Lorsque le Japon envahit la Chine après l'incident du pont Marco Polo près de Pékin, la position américaine contre le Japon se durcit progressivement en 1937:

  • 16 Juillet – Cordell Hull fait son discours pour une solution négociée, appuyé par 60 pays.
  • 17 Juillet – Roosevelt envoie 1200 Marines à Shanghai, mais sans appui naval.
  • 17 Août – Roosevelt déplore l'invasion de la Chine mais ne croit âs à un danger pour les États-Unis.
  • 29 Août – Le Japon annonce le blocus naval des côtes chinoises.
  • 20 Sept – Les États-Unis continuent leurs exportations d'armes et fournitures au Japon, sauf Remington.
  • 5 Oct – Roosvelt annonce un embargo limité sur le Japon. Mais l'Angleterre ne lui donne pas son appui.
  • 12 Déc – La cannonière Panay est coulée. Excuses officielles du Japon. Indemnités versées aux États-Unis.
  • En 1938, le ton se durcit encore entre le Japon et les États-Unis, pour le plus grand plaisir du lobby chinois qui voudrait bien que les Américains les aident pour achever l'unité de la Chine au profit du parti nationaliste. La crise augmente, mais il n'est pas encore question de "guerre":

  • 2 Fév – Roosevelt ordonne le gel des actifs japonais aux États-Unis. Le Japon est déclaré "ennemi".
  • 20 Fév – Hitler annonce son appui au Japon.
  • 25 Fév – L'opinion publique américaine réagit plus fortement contre le Japon que contre l'Allemagne.
  • 3 Avril – Le lobby chinois établit ses bureaux à Washington.
  • 17 Mai –La Loi Vinson-Trammel sur l'expansion de l'US Navy est approuvée: $1 milliard sur 10 ans.
  • En Juin 1938, le parti nationaliste Kuomingtang reçoit des conseillers américains au niveau de la diplomatie et de l'aide militaire.

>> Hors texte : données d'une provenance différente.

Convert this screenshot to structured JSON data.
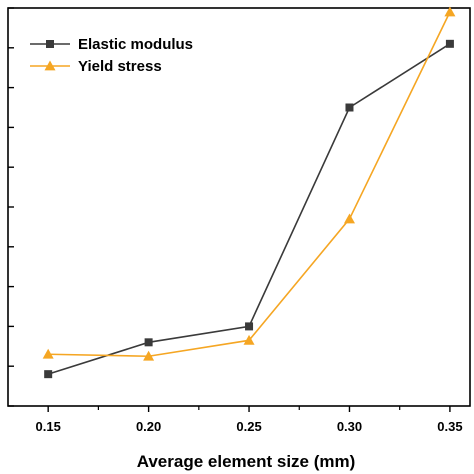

Henry Morgenthau fait approuver au Congrès un plan d'aide économique de $25 millions. James McHugh devient l'attaché naval américain à Tchungking. Finalement, un général à la retraite depuis 1936, Clair Chennault, reprend du service actif et est envoyé en Tchungking pour organiser l'entrainement de pilotes de chasse chinois pour affronter les Japonais; cette aide secrète fut approuvée par Roosevelt.